W = -Diagonal(d2_ll)
Wsqrt = sqrt(W)
B = I + Wsqrt * K * Wsqrt
B_ch = cholesky(Symmetric(B))
b = W * f + d_ll

gradient(Wsqrt -> sum(Wsqrt * (B_ch \ (Wsqrt * K * b))), Wsqrt)[1]
gradient(Wsqrt -> sum(Wsqrt * K * Wsqrt), Wsqrt)[1]

Since the first one returns Diagonal and the second returns NamedTuple{:diagonal}. I am not sure, which one should be the correct version. I can imagine both of them.

A temporal monkeypatch is defining

import Base.+
+(a::Diagonal, b::@NamedTuple{diag::Vector{Float64}}) = Diagonal(a.diag + b.diag)

but this does not solve the problem in ChainRules.

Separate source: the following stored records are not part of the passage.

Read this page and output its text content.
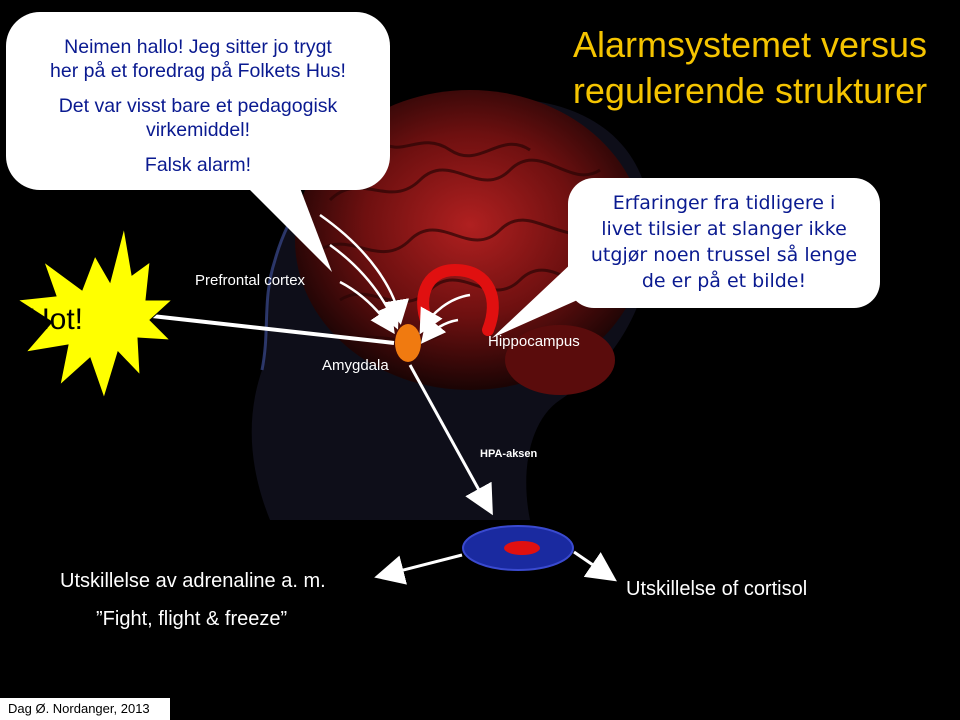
Alarmsystemet versus
regulerende strukturer
Neimen hallo! Jeg sitter jo trygt
her på et foredrag på Folkets Hus!
Det var visst bare et pedagogisk
virkemiddel!
Falsk alarm!
Erfaringer fra tidligere i
livet tilsier at slanger ikke
utgjør noen trussel så lenge
de er på et bilde!
Hot!
Prefrontal cortex
Amygdala
Hippocampus
HPA-aksen
Utskillelse av adrenaline a. m.
”Fight, flight & freeze”
Utskillelse of cortisol
Dag Ø. Nordanger, 2013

This is a mismatch between the natural and structural gradient representations. What should happen is that ChainRules’s projection mechanism should standardise on the natural one, like this:

julia> using ChainRulesCore

julia> const ArrayOrZero = Union{AbstractArray, AbstractZero};

julia> function (project::ProjectTo{Diagonal})(dx::Tangent{<:Diagonal}) # structural => natural
            return dx.diag isa ArrayOrZero ? Diagonal(project.diag(dx.diag)) : dx
        end

julia> gradient(Wsqrt -> sum(Wsqrt * K * Wsqrt), Wsqrt)[1]
10Γ—10 Diagonal{Float64, Vector{Float64}}:
 4.08791   β‹…        β‹…       β‹…        β‹…        β‹…        β‹…        β‹…        β‹…        β‹… 
  β‹…       3.84352   β‹…       β‹…        β‹…        β‹…        β‹…        β‹…        β‹…        β‹… 
1 Like

This makes sense and it in the area I was expecting. I would like to find the culprit and fix it for others. So my question is if it is a wrong rrule, which is missing ProjectTo mechanism in the rule, or missing function project which @mcabbott has written above? I think it make sense to create a pull request fixing this.